Die Münchner Speerwerferin Elisabeth Hafenrichter startet bei der U20-EM in Schweden. Das war ihr großes Saisonziel. Danach hat sie noch einiges mehr vor.

Von Andreas Liebmann

Alle wesentlichen Fragen waren rasch beantwortet. Ein Anlauf, ein Wurf, 50,43 Meter, das war's. Elisabeth Hafenrichter konnte sich wieder entspannen.

Es war ziemlich klar, dass am vergangenen Sonntag im Augsburger Rosenaustadion keine ihrer Kontrahentinnen im Speerwurf an diese Weite heranreichen würde. Der zweitplatzierten Elina Nebl aus Plattling fehlten nach sechs Versuchen noch knapp sieben Meter, der Viertplatzierten mehr als zehn. Dass auch sie selbst an diesen ersten Versuch nicht mehr herankam, war nicht weiter wichtig. Die einzige Frage, die dieser Wurf nicht hatte klären können, die hatte Elisabeth Hafenrichter einige Tage zuvor schon selbst beantwortet, nämlich die, wieso sie am Sonntag überhaupt bei den bayerischen U20-Meisterschaften antreten wollte - wo doch tags darauf ihre Reise nach Schweden anstand, nach Borås, zu den Europameisterschaften ihrer Altersklasse. "Weil ich bayerische Meisterin werden kann", entgegnete sie lapidar. "Das will ich mir nicht nehmen lassen."

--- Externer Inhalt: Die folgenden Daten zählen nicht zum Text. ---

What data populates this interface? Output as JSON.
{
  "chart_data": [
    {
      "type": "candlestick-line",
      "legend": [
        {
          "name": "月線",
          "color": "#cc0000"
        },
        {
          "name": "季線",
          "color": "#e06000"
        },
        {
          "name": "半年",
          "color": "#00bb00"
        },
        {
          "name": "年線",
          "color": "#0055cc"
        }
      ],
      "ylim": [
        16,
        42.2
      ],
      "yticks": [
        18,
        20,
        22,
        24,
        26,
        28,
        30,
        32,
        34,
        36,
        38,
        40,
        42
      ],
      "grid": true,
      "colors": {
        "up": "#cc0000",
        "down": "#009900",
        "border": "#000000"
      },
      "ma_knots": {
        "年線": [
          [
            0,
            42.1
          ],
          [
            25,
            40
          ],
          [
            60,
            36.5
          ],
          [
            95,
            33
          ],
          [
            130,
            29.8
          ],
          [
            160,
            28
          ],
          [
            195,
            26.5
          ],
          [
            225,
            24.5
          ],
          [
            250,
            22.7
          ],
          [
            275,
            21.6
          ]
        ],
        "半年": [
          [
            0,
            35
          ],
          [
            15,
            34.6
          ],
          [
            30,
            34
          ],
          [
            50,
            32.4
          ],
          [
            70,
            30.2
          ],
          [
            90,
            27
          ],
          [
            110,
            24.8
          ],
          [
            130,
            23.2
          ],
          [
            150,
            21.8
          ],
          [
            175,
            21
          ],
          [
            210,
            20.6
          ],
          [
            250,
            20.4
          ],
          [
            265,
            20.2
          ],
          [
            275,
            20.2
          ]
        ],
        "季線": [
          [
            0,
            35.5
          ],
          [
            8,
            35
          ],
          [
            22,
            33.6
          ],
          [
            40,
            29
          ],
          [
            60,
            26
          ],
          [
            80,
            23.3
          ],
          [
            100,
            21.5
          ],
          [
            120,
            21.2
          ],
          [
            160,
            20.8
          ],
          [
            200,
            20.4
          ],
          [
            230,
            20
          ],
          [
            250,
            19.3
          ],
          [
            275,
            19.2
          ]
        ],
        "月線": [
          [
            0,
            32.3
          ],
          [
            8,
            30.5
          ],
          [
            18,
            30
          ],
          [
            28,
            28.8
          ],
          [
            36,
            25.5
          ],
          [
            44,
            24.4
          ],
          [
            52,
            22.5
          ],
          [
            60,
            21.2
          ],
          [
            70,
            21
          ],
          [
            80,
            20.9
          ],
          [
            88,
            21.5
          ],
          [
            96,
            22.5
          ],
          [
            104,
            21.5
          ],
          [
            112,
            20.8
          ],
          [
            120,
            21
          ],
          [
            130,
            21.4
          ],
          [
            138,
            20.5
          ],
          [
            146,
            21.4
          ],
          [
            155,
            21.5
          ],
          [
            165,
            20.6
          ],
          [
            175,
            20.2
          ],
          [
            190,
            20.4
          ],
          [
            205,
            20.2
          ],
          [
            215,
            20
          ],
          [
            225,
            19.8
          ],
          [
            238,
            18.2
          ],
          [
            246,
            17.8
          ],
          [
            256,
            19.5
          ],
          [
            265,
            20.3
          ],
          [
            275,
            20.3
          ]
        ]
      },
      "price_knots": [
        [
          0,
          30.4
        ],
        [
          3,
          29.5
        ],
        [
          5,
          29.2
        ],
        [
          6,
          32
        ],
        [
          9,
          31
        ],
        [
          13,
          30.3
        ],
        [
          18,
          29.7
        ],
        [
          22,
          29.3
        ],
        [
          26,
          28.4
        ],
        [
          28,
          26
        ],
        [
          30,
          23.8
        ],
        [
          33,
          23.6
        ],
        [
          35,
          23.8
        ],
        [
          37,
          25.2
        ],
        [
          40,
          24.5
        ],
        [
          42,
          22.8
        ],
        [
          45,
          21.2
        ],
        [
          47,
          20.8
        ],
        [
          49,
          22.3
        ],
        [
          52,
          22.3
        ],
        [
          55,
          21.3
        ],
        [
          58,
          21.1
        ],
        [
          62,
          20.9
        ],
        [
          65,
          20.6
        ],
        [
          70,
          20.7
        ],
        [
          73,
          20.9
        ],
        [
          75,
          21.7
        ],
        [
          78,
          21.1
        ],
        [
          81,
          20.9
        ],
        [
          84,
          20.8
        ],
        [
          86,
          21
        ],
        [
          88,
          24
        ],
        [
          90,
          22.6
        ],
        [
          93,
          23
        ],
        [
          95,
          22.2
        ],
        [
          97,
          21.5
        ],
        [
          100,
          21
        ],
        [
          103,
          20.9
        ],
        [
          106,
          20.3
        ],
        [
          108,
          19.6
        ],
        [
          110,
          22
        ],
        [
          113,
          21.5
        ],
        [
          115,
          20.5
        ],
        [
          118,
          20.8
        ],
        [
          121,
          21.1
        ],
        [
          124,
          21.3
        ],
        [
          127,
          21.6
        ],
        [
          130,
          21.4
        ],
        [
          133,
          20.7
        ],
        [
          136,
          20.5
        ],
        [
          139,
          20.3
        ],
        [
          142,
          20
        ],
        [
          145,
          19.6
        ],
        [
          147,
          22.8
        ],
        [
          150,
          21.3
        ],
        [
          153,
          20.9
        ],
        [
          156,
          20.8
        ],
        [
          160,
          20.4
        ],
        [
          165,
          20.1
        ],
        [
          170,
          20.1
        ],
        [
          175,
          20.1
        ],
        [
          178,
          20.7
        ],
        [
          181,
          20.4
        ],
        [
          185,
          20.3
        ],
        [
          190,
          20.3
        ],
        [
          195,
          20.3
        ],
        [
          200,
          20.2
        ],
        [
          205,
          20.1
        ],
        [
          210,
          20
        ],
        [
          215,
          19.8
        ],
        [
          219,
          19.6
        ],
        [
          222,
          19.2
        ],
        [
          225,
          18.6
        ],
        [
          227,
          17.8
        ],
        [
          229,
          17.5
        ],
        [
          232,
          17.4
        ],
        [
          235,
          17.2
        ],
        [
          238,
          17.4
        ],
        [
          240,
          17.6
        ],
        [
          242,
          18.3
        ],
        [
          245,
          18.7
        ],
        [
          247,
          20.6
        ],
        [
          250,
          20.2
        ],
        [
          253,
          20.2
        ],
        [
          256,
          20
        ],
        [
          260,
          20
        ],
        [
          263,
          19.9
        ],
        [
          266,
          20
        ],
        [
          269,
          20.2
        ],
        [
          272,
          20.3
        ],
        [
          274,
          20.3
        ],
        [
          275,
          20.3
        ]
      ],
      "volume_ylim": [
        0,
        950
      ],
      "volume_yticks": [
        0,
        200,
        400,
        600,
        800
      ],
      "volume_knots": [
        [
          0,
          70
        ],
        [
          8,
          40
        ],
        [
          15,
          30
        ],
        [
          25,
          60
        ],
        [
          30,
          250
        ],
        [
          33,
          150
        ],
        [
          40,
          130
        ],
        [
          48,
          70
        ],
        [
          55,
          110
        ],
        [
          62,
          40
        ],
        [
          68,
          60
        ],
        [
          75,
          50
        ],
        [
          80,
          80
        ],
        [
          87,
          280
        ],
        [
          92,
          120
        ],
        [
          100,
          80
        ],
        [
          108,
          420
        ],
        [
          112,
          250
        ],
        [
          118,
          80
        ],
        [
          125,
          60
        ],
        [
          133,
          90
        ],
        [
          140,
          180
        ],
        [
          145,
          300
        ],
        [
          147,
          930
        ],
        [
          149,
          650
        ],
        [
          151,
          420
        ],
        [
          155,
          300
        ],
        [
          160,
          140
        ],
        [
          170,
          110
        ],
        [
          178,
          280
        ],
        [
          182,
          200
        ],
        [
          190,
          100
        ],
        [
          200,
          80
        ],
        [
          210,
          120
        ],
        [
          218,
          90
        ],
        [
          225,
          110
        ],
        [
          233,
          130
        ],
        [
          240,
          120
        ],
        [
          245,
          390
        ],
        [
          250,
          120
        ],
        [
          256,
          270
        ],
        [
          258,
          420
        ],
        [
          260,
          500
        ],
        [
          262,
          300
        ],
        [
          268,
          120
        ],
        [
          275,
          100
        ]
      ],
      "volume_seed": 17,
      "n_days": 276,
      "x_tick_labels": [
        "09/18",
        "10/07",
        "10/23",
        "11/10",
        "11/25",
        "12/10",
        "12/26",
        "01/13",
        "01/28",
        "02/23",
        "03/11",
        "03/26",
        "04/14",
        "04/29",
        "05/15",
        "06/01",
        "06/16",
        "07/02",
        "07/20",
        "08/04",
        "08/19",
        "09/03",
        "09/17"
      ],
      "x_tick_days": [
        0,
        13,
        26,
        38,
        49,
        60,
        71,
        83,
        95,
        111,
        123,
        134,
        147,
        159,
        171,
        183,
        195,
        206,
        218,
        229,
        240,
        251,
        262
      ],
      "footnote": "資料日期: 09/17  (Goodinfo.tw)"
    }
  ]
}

Die Schulter ausgekugelt,das Sprunggelenk verdreht: Eigentlich lief fast alles gegen sie

Elisabeth Hafenrichter saß da noch gemütlich daheim auf ihrer Couch. Weder merkte man der 19-Jährigen an, dass sie mal wieder einen langen Tag gehabt hatte, noch war irgendein Indiz von der bevorstehenden Reise zu ihrem bislang größten internationalen Wettkampf zu erkennen. "Ich werde sicher noch nervös", sagte sie, "bis jetzt freue ich mich einfach nur, dass es geklappt hat."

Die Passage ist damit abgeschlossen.